So DeLay, as executive director of a group called the Coalition for Parental Responsibility, has joined sides in America’s latest cultural war: a movement to get state legislatures – and the Congress – to strengthen the rights of parents by legislative fiat. Their weapon: a proposal, introduced in 28 states over the last two years, dubbed the Parental Rights Amendment. It reads: ““The rights of parents to direct the upbringing and education of their children shall not be infringed.’’ Innocuous enough? Hardly. Like other ““family values’’ debates, it has exposed a cultural divide on a range of hot-button issues such as the teaching of evolution, corporal punishment and contraceptive information for teens.
The amendment exists only in briefing books now. It has been defeated in the three states where it has come to a vote – Kansas, North Dakota and Virginia. But advocates – largely conservative middle-class suburban parents and the Christian right – insist it can become a rallying cry for parents anxious about the fragile state of families and parenting these days. Greg Erken, executive director of Of the People, an Arlington, Va., secular group mainly responsible for the proposal, cites an array of government decisions, like a Georgia case where a school official supposedly drove teenage sisters to a birth-control clinic without the parents’ consent. ““Parents should be calling shots on such moral matters,’’ Erken says.

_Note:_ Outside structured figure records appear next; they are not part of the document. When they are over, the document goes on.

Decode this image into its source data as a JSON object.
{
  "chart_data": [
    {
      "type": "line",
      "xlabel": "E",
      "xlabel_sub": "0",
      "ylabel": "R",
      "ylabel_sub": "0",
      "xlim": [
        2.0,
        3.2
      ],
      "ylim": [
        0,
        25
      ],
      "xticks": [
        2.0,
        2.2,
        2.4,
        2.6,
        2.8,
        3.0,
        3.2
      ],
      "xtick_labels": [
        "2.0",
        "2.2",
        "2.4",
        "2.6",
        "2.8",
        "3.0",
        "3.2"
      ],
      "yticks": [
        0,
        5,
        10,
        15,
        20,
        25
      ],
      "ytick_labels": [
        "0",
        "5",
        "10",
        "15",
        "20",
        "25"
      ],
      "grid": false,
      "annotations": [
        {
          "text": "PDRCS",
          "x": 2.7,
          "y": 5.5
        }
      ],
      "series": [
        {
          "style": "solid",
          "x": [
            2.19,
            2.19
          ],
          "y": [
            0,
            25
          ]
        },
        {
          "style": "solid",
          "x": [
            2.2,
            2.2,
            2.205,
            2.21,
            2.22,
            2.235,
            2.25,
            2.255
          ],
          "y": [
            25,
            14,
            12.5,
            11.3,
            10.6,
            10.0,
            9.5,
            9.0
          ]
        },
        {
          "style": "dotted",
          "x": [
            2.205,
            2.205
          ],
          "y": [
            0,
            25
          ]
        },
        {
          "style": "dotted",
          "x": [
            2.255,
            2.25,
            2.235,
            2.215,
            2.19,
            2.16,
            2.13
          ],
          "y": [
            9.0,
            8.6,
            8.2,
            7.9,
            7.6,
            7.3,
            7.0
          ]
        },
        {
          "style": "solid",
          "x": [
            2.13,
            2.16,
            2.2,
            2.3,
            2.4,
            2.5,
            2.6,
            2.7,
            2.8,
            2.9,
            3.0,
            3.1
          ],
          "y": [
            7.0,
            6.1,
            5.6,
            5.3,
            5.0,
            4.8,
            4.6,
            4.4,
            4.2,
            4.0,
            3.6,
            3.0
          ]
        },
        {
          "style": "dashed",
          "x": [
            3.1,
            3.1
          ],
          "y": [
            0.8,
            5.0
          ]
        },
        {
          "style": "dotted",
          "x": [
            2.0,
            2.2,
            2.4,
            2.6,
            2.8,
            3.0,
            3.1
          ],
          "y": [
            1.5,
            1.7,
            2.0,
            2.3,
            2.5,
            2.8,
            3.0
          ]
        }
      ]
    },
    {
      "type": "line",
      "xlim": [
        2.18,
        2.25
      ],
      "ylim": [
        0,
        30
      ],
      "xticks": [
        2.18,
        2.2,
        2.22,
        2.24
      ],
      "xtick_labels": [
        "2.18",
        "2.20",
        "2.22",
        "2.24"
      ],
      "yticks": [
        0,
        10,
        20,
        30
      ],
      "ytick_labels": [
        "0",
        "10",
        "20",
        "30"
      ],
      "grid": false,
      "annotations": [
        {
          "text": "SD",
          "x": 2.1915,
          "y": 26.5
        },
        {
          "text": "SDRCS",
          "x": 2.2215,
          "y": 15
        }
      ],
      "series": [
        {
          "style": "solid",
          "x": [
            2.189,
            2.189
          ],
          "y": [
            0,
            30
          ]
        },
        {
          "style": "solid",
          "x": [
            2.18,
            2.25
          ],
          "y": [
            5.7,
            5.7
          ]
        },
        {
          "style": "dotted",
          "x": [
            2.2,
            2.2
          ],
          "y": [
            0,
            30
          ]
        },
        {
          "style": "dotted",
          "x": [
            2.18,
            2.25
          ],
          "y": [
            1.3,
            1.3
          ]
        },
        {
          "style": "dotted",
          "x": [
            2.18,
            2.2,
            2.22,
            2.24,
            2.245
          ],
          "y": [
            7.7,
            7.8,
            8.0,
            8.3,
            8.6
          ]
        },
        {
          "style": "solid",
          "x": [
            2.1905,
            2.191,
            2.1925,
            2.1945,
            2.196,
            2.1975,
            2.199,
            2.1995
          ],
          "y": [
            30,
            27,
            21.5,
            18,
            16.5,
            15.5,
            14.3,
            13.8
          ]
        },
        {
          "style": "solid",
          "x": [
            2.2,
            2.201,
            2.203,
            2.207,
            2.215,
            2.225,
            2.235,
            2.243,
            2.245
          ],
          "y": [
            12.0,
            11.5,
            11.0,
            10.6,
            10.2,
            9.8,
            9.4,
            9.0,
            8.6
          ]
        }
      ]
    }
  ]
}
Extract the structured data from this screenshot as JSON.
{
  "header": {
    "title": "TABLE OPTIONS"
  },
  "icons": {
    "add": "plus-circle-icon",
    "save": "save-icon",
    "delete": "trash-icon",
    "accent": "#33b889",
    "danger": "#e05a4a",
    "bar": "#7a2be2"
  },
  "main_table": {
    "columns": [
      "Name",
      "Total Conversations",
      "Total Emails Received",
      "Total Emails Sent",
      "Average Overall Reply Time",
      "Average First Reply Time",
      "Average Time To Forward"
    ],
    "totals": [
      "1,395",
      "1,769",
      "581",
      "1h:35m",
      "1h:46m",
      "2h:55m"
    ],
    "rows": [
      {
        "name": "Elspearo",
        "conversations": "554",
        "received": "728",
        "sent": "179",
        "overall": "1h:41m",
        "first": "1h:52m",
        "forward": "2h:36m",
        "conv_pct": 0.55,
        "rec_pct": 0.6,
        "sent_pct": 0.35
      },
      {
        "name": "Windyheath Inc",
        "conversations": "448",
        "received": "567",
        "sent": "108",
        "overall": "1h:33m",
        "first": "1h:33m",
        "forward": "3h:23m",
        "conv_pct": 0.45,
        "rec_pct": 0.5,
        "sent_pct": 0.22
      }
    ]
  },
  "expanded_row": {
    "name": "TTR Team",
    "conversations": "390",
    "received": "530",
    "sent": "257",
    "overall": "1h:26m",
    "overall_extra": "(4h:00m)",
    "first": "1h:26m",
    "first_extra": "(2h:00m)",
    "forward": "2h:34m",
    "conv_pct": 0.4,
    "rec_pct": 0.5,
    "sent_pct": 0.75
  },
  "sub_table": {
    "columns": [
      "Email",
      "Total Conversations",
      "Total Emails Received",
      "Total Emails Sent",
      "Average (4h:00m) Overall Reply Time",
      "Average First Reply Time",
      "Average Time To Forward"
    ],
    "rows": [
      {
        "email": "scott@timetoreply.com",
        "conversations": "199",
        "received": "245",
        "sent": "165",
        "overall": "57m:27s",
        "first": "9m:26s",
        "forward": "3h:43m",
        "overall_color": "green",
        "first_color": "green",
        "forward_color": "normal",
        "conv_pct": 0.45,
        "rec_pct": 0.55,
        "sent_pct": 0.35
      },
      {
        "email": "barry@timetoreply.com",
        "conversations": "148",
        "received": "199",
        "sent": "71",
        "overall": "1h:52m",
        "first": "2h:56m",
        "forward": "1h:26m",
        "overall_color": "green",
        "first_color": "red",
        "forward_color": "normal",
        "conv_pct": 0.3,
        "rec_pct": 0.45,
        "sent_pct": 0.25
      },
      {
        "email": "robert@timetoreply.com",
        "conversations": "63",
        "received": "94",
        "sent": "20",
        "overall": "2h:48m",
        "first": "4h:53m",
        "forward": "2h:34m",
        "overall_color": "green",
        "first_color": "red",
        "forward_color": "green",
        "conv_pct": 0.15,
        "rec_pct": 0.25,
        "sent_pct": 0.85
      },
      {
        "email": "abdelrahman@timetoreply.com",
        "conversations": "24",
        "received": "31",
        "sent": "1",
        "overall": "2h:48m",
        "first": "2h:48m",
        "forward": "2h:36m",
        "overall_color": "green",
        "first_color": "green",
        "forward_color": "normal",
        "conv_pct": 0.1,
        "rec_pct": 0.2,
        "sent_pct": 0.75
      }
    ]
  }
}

That sounds reasonable enough, but opponents say injecting the parental-rights language into state law has the potential to wreak havoc in education and child-welfare issues. By codifying parental rights as a constitutional right, states would have to meet a stiffer legal standard to justify overriding a parent’s wishes. But whose parents’ wishes should take precedence? Parents upset over safe-sex education or the language in ““The Catcher in the Rye’’ could take their complaints to the courts. School administrators envision being forced to craft ““designer curriculums’’ for individual students whose parents are unhappy about one thing or another. Bob Hayes, an Indiana Democratic state lawmaker, says parents could, for instance, withdraw their child from a science class teaching evolution – and use the parental-rights measure to force the school board to offer an alternative. Says Hayes: ““This is primarily a right-wing endeavor that’s founded on frustration some folks have in the teaching of evolution in school.''
That may be overstated, but it reflects the critics’ contention that the cry for greater parental rights is a cover for what proponents really want: to impose their brand of morality on school curriculums. They say battles over course topics are rightfully fought before school boards. Parents can send their children to private schools if they’re dissatisfied. Advocates of the measure retort they don’t want to change school curriculums; they want only beefed-up authority to keep their kids out of distasteful – or ““morally neutral’’ – classes. What’s driving parents, says Erken, is that ““parents do not feel that school boards and state legislatures are responsive.''
Ironically, the movement occurs at a time when tragic cases of child abuse by parents have spurred calls for more – not less – government intervention. New York City officials have been criticized for not acting quickly enough in the tragic case of Eliza Isquierdo, the young New York girl beaten to death by her mother after several past incidents. While proponents properly cite examples of bogus child-abuse investigations, the greater horror can be found in the cases of children who should have been taken from their parents but weren’t. Child-welfare agencies worry about the chilling effect of potential suits from newly emboldened parents. Asks Bob Black, Oklahoma’s chief child-abuse examiner: ““Is it fair to put those kids in harm’s way to protect the rights of a parochial minority who’ve had their feelings hurt because they don’t want their kids to hear about condoms?’’ His comment reflects that this debate is attempting to accommodate the needs of two entirely different types of families. One demands the legal right to raise their children by their own lights. Yet some families left alone might place their own kids at risk. Both camps have legitimate concerns and needs. But is a constitutional amendment really the best way to balance them?